ここで本当に注目しているアイドルや、好きなアイドルの名前を出して、はあ?って理解してもらえなかったら効果がないと判断し、世間一般の認知度が高そうな人の名前を出します。

「武井咲とか本当に好きで」

決まったな、こりゃ決まったなって思いましたね。武井咲がアイドルかどうかの議論は別にして、知名度はピカイチ、これで件の彼も納得してくれたに違いない、そう考えて彼の表情を見ると、さらに恐怖におののく表情じゃないですか。
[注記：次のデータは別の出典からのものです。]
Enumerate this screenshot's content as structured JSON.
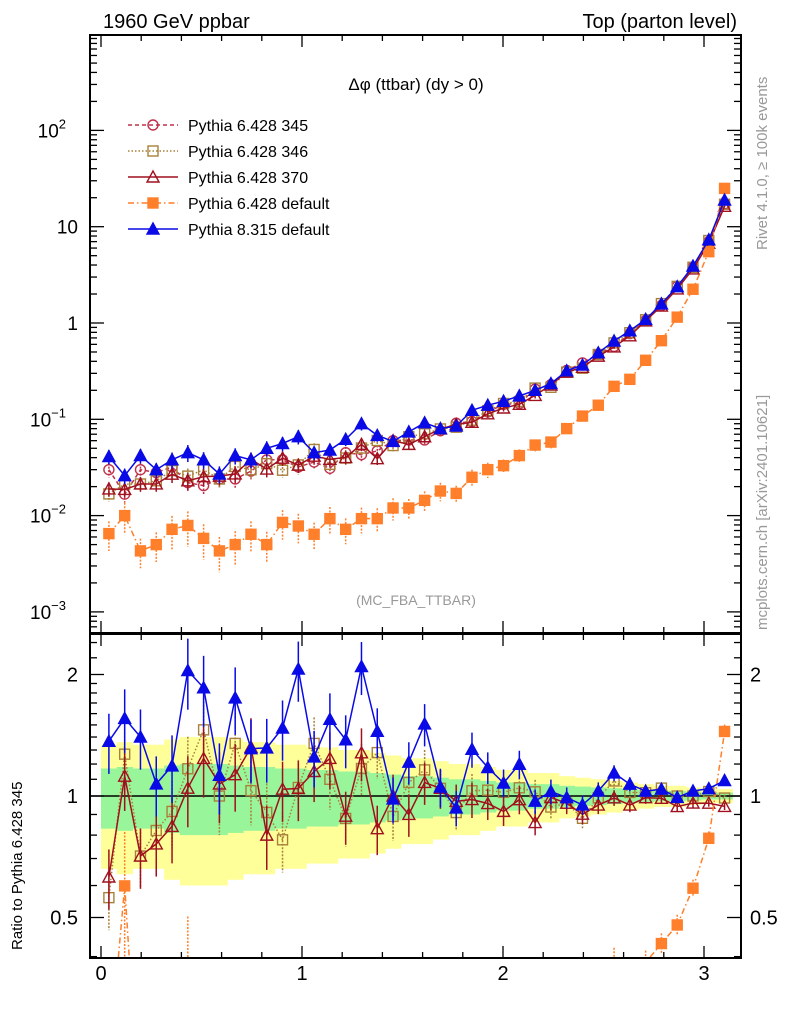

しまったー、こいつ、研修に来た時に最初に「男なのに武井咲に似てるとかいわれるんすよー」とか軽口叩いてたやつじゃないか。ここでこれはクソ逆効果。とまあ、あとはシドロモドロでよく分からない、「アイドルと男の尻は無関係」みたいな半分自白みたいなことを喋ってました。

まあ、結構偉い目の人に尻を触らないようにって後日厳重注意されて、武井咲似の彼にも謝罪するに至ったわけなんですけど、結局、その日の研修は後輩と一言も会話せず、第四チェックポイントのデジャブと化してました。たぶん、僕の唐突のアイドル好き発言が、住む世界が違うという決別宣言に聞こえたのでしょう。

人はその思いを人に伝えるとき、何らかの裏の意図が介在する。少なくとも唐突にそれを聞いた人間は、何らかの意図を無意識に感じ取るはずだ。本当に好きなことなら言葉にせず、行動で示したほうが伝わるのかもしれない。いまだラーメンについて熱く語っているベラルーシを眺めながら、昔を思い出して少し切なくなった。

愚直な中央線は今日も真っ直ぐ進んでいく。この中央線のように何の打算もなくまっすぐ生きられたら人はどれだけ楽なのだろうか、そう思いながら電車に揺れれていた。